I learned how true this is when I was doing final edits to my soon-to-be-released novel (October 15, 2021). The work is a sequel to Freefall: A Divine Comedy, a novel that Pen-L Publishing released in 2019 (they’re also publishing the sequel), and it shows how Freefall’s main character Tillie was influenced by her early years.

The title for the sequel has gone through so many transformations that it’s hard to keep up with it! But first an overview of the narrative, a synopsis I created when I thought the title would be Confessions of a Canadian Girl in Training, though I had also considered Tillie’s Thirst for Thrills, Tillie’s Lust for Life, and Portraits of a Canadian Girl in Training.

Forces of the fast-approaching ‘60s—a decade of rebellion, discovery, and change—have already started working within the younger Tillie Bishop, the main character in Confessions of a Canadian Girl in Training (CGIT). Abandoned by her mother, and on her own from the age of fifteen, she quickly becomes street wise. Early on, she sheds whatever she’s learned as a Canadian Girl in Training (CGIT), preferring to make up her own rules. Creating Christmas candles and tree decorations at CGIT meetings does nothing for her. She prefers smoking cigarettes in the church bathroom during meetings and playing kissing games afterward in a park with neighborhood boys. She also would sooner read her mother’s movie and true romance magazines than textbooks. They excite her about what the future holds—dating men and having sex. Glamor becomes her guiding star. Though she fails at the religious ideals of being a Canadian Girl in Training, she succeeds at something else—a burgeoning acceptance of her wayward self.

I ended up thinking that Confessions of a Canadian Girl in Training would be more evocative since readers would wonder what this character had to confess and might also be curious about what Canadian Girls in Training do. My publisher and I were moving ahead with edits, thinking that this would be the final title. But then I realized it might work for Canadians who are familiar with CGIT, but what about my American readers?

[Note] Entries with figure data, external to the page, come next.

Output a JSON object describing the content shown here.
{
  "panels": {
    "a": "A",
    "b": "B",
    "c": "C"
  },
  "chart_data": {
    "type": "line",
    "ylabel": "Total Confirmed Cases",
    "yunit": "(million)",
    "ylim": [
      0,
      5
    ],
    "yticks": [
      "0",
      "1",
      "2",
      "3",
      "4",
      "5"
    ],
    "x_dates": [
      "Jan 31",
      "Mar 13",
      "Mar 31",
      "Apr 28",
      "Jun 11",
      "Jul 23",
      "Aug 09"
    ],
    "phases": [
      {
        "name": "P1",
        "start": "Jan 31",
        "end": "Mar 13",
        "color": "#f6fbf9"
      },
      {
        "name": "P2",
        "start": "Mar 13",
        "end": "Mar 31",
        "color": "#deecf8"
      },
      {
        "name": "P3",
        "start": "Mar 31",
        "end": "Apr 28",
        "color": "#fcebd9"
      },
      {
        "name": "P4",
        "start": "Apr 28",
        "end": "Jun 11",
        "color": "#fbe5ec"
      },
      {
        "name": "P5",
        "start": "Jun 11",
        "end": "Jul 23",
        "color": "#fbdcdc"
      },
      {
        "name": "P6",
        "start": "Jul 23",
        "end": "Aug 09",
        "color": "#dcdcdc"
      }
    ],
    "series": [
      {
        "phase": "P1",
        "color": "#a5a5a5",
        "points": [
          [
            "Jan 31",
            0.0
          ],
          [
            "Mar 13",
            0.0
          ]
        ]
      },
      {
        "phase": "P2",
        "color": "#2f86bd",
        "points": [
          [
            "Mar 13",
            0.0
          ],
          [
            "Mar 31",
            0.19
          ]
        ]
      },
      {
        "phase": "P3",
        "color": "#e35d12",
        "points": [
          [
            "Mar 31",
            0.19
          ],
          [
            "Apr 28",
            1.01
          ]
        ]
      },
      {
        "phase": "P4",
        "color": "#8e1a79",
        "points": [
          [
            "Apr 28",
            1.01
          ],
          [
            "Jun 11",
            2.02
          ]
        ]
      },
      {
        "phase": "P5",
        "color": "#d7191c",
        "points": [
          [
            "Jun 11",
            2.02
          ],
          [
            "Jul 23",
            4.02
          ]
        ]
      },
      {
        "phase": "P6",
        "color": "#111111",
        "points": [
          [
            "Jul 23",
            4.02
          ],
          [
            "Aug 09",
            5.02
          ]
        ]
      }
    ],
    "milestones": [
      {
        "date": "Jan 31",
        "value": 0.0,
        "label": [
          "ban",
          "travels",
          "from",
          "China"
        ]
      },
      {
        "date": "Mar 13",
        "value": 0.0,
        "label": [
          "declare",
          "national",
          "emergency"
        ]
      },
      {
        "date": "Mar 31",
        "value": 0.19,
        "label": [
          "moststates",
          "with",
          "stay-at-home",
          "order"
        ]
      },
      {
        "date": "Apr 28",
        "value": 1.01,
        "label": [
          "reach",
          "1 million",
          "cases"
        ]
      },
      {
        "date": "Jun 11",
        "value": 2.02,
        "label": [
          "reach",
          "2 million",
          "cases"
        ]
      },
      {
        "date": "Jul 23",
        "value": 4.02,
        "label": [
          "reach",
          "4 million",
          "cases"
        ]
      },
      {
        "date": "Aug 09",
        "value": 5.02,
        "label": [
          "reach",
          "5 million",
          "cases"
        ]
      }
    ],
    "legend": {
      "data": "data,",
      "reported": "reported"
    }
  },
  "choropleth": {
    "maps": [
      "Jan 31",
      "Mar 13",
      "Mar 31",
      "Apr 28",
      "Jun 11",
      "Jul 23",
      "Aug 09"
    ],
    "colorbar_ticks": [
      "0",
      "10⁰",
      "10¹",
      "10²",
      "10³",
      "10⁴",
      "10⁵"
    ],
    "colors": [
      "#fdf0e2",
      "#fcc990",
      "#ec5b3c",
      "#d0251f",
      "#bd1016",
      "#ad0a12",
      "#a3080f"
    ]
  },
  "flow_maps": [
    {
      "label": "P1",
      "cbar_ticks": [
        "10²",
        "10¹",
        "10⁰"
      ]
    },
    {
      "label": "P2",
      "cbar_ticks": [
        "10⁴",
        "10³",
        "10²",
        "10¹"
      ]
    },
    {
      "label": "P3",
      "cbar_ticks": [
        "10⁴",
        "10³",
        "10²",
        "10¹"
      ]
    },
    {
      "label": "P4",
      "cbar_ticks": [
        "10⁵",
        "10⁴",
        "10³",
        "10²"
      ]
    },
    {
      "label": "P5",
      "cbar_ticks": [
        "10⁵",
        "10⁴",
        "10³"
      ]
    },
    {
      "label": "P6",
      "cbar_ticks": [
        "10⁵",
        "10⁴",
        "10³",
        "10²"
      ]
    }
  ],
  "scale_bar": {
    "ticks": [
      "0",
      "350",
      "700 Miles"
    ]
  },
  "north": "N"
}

Concerned, I submitted both the cover in progress along with the Confessions of a Canadian Girl in Training title to several Facebook groups whose members are mainly writers. While some liked the working title, Confessions, most were puzzled by it because it didn’t give much insight into the novel’s contents. So my publishers and I returned to the drawing board and tossed back and forth several possibilities. None clicked.

But then Kimberly Pennell came up with The Ripening: A Canadian Girl Grows Up! It immediately resonated with me and others I tried it out on. It indicates that the narrative is a coming of age story, and “the ripening” suggests it will be rich in sensory details and likely sexual ones as well.

So, dear readers, that’s my story about how I gave birth of one of my titles. I hope it inspires you to push your own efforts until you find the one that gives the message you want.